Dari tiga pesawat itu, hanya satu yang kembali, yakni yang diawaki oleh Surya. Dia pun dianugerahi The Bronze Cross oleh Kerajaan Belanda. Di kemudian hari, Surya harus ‘berhadapan’ dengan Belanda yang tak rela Indonesia merdeka.
Diceritakan dalam buku Aku Sayap Tanah Air: Kisah Hidup dan Perjuangan Bapak AURI Marsekal R. Soeriadi Suryadarma, Surya ditugasi membangun AURI pasca-Indonesia lepas dari penjajah. Dimulai dari aksi merebut sejumlah pangkalan udara dari musuh, Surya memerintahkan agar pesawat-pesawat yang berhasil dikuasai Indonesia segera diperbaiki supaya bisa mengangkasa.
Dua teknisi, Basyir Surja dan Tjarmadi, pun pergi ke Lanud Maguwo (kini Bandara Adisucipto) di Yogyakarta. Di sana banyak pesawat bekas Jepang yang butuh perbaikan. Sebagian besar berjenis Cureng – pesawat latih dengan dua sayap di masing-masing sisi kanan-kiri yang diberi nama Yokosuka dalam bahasa aslinya, dan kerap dijuluki Red Dragonfly saat Perang Pasifik.Kondisi puluhan Cureng itu lantas dicek oleh Basyir dan Tjarmadi. Hasilnya, hanya tiga pesawat yang masih dalam kondisi baik dan lengkap. Perbaikan pun dilakukan. Dalam waktu singkat, sehari saja, tiga pesawat Cureng telah siap terbang.
Ketiga unit Cureng itu kemudian diberi tanda merah putih di bagian badan sesuai warna bendera Indonesia, dan diterbangkan oleh Agustinus Adisucipto pada 27 Oktober 1945. Adisucipto ialah lulusan Sekolah Penerbangan Militer di Kalijati Subang yang dipanggil Surya untuk ikut membantu membangun AURI.
Penerbangan Cureng oleh Adisucipto itu bersejarah. Pascaproklamasi kemerdekaan, kali pertama pesawat ‘berbendera’ Indonesia mengudara.
Enam bulan kemudian, 23 April 1946, saat digelar perundingan pemerintah Indonesia dengan Sekutu –yang disusupi Belanda– terkait pengembalian tawanan perang, satu pesawat pengebom Sokei Ki-48 dan dua pesawat Cukiu Ki-55 terbang dari Maguwo Yogya menuju Kemayoran Jakarta membawa rombongan KSAU Komodor Suryadi Suryadarma yang ditugasi ikut berunding.Melihat pesawat-pesawat peninggalan Jepang itu mendarat di Bandara Kemayoran, Belanda kaget.
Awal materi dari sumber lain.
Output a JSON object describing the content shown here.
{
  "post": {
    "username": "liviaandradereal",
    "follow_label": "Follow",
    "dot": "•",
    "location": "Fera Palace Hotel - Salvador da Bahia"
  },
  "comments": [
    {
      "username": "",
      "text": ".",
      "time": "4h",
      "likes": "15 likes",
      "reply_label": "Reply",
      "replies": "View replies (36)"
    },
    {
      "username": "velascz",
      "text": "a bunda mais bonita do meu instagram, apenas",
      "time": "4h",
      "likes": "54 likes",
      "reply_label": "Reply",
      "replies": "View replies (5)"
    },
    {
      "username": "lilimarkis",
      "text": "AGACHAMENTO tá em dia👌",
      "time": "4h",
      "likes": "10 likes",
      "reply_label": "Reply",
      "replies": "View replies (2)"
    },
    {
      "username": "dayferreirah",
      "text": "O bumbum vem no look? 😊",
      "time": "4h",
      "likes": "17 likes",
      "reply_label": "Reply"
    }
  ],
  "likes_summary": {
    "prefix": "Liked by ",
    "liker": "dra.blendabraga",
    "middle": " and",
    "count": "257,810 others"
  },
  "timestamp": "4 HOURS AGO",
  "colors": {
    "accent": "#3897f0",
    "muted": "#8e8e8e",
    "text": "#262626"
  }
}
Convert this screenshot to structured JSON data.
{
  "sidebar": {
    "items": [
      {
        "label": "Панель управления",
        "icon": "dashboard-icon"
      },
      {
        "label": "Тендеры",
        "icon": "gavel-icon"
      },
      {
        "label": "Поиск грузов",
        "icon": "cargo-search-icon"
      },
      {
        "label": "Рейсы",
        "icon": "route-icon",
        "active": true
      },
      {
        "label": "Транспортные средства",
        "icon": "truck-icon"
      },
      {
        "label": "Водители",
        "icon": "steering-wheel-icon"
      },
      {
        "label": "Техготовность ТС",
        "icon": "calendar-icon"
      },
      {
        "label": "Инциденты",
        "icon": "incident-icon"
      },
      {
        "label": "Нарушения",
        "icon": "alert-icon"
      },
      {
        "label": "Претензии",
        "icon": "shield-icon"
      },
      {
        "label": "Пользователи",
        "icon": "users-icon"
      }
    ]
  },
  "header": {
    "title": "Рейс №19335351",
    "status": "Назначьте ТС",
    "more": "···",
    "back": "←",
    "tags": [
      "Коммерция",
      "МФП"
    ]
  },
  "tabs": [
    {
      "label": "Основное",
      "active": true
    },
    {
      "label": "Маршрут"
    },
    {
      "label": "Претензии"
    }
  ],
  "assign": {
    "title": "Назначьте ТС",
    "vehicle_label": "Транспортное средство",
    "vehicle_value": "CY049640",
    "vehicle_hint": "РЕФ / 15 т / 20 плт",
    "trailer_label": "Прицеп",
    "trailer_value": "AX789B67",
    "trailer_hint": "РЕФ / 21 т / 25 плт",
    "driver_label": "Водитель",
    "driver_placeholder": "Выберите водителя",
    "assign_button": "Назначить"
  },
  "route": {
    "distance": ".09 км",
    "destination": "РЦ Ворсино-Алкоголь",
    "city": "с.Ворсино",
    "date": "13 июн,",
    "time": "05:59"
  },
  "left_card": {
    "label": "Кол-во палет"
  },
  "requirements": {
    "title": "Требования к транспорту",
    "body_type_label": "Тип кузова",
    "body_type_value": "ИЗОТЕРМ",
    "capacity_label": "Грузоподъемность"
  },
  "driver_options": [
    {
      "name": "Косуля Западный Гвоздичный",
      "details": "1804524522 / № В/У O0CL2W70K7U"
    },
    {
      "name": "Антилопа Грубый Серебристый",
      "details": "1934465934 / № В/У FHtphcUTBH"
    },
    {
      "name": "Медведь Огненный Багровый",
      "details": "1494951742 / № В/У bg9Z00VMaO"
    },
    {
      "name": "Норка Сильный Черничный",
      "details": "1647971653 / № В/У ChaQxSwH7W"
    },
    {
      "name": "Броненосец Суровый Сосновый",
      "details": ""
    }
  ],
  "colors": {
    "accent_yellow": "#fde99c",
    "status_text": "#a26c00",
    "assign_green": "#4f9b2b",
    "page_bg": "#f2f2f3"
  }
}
Mereka tak sangka delegasi Indonesia tiba melalui jalur udara, dikira bakal menumpang kereta. Rencana mematahkan Indonesia yang belum genap setahun pun kandas.
“Pesawat-pesawat yang diterbangkan orang-orang Indonesia itu menggambarkan bahwa kekuatan udara Indonesia eksis, ada secara fisik. Itu kali pertama Angkatan Udara unjuk kekuatan. Belanda tidak bisa menembak pesawat-pesawat Indonesia karena itu pertemuan yang direstui Sekutu,” kata Erlangga.
Melihat kemegahan armada udara Indonesia era 1950 sampai 1960-an, tak kurang Inggris kala itu menyatakan, “Kekuatan udara terbesar di Asia Tenggara ialah Angkatan Udara Republik Indonesia.”